İşçinin eleştiri sınırları içinde kalan söz ve davranışları ise, işverene haklı fesih imkanı vermez.
Somut olayda 24.11.2008-11.09.2011 tarihleri arasında radyo programcısı olarak çalışan davacının yazılı müracaatı olmaksızın ve amirlerinden izin almaksızın senelik izne ayrılması sebebi ile iş sözleşmesi feshedilmiştir. Tanıklar davacının form doldurarak muhasebeye bıraktığını 15.08.2011-25.08.2011 tarihleri arasında önceden planlanmış tatil programı sebebi ile yıllık izne ayrılacağının önceden belirlenmiş olduğunu beyan etmiştir. Dosyaya sunulan yıllık izin formlarına göre, insan kaynakları, departman sorumlusu ve genel müdür olmak üzere üçlü imza yeri bulunduğu, en az biri tarafından önceki yıllarda izin formlarının imzalandığı anlaşılmaktadır. Davacının 15.08.2011-25.08.2011 tarihleri arasında izne ayrılmak istediğine ilişkin formun imzasız olduğu sabittir. Yıllık izin zamanını belirlemek işverenin yönetim hakkı kapsamında olup, işçinin kendiliğinden amirlerinden izin almaksızın yıllık izne ayrılması hakkın kötüye kullanılması ve haklı fesih sebebidir. Mahkemece davanın reddine karar verilmesi gerekirken kabulü hatalı olup bozmayı gerektirmiştir.
Sonuç:
Belirtilen sebeplerle, 4857 sayılı Kanun"un 20. maddesinin 3. fıkrası uyarınca, hükmün bozulmak suretiyle ortadan kaldırılması ve aşağıdaki gibi karar verilmesi gerekmiştir.

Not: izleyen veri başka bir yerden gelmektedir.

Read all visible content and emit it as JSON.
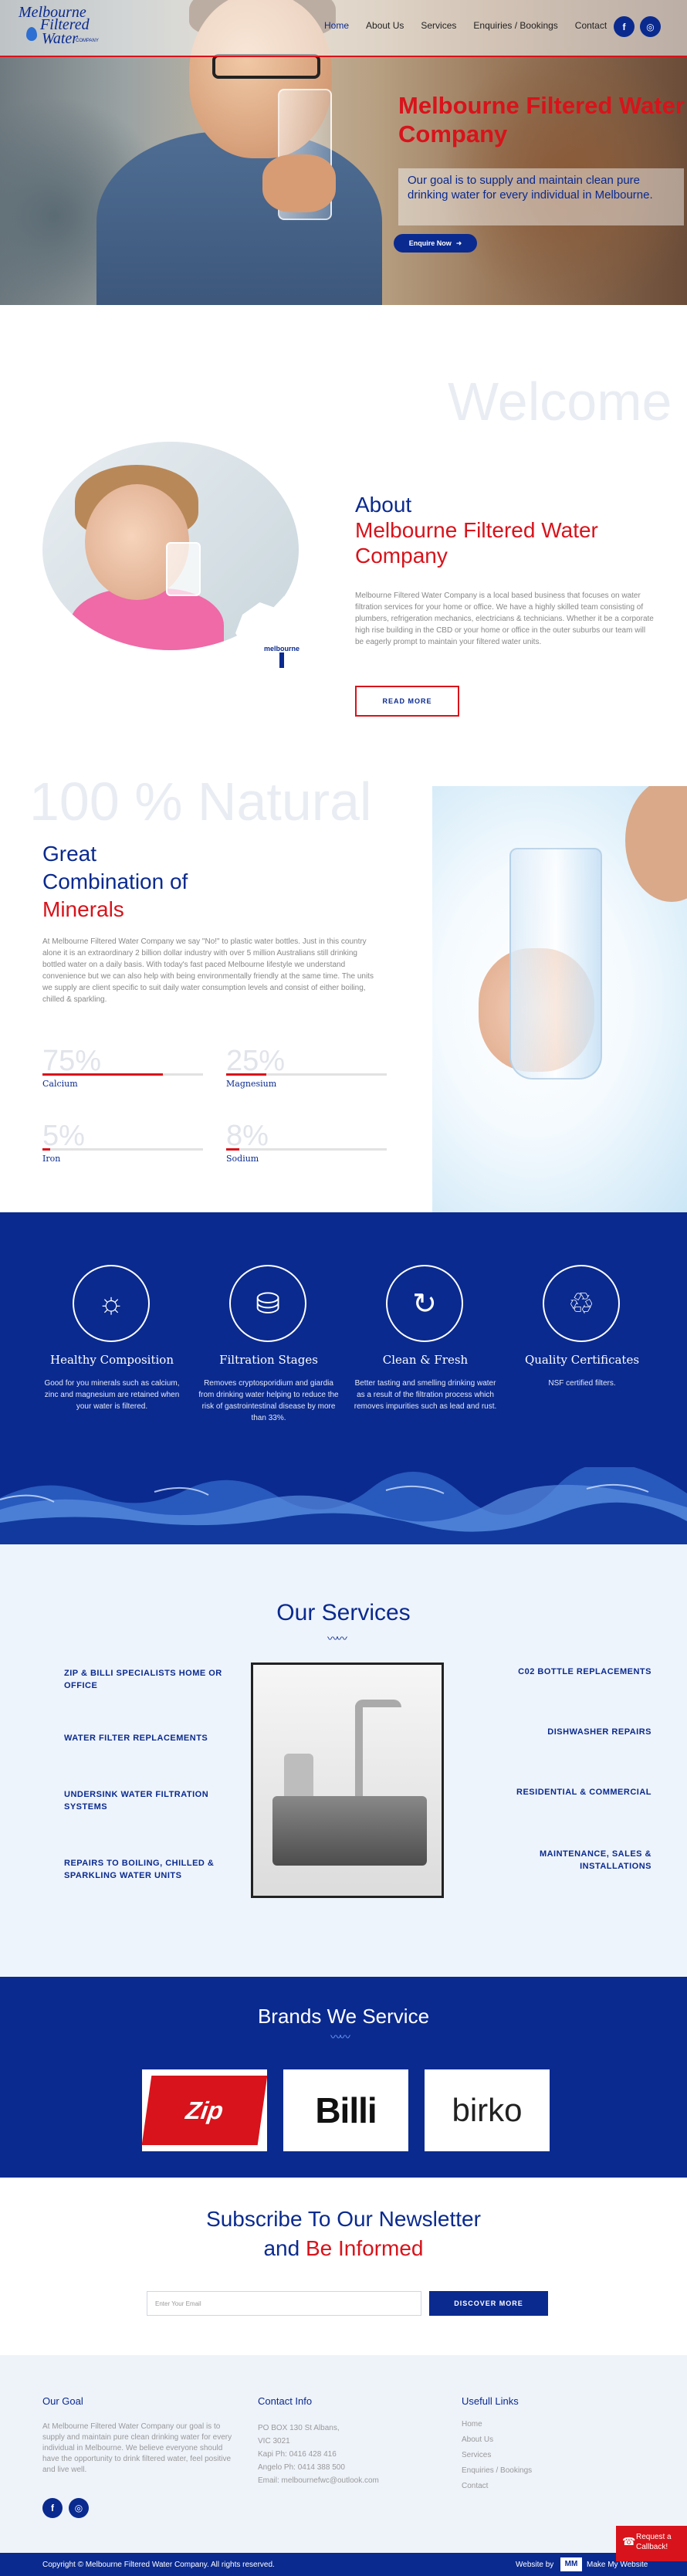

HÜKÜM: Yukarıda açıklanan gerekçe ile;
1-Mahkemenin yukarıda tarih ve sayısı belirtilen kararının BOZULARAK ORTADAN KALDIRILMASINA,
2-Davanın REDDİNE,
3-Harç peşin alındığından yeniden alınmasına yer olmadığına,
4-Davacının yapmış olduğu yargılama giderinin üzerinde bırakılmasına, davalının yaptığı 60,00 TL yargılama giderinin davacıdan tahsili ile davalıya ödenmesine,
5-Karar tarihinde yürürlükte bulunan tarifeye göre 1.320,00 TL vekâlet ücretinin davacıdan alınarak davalıya verilmesine,
6-Peşin alınan temyiz harcının isteği halinde davalıya iadesine, kesin olarak 08.03.2013 tarihinde oybirliği ile karar verildi.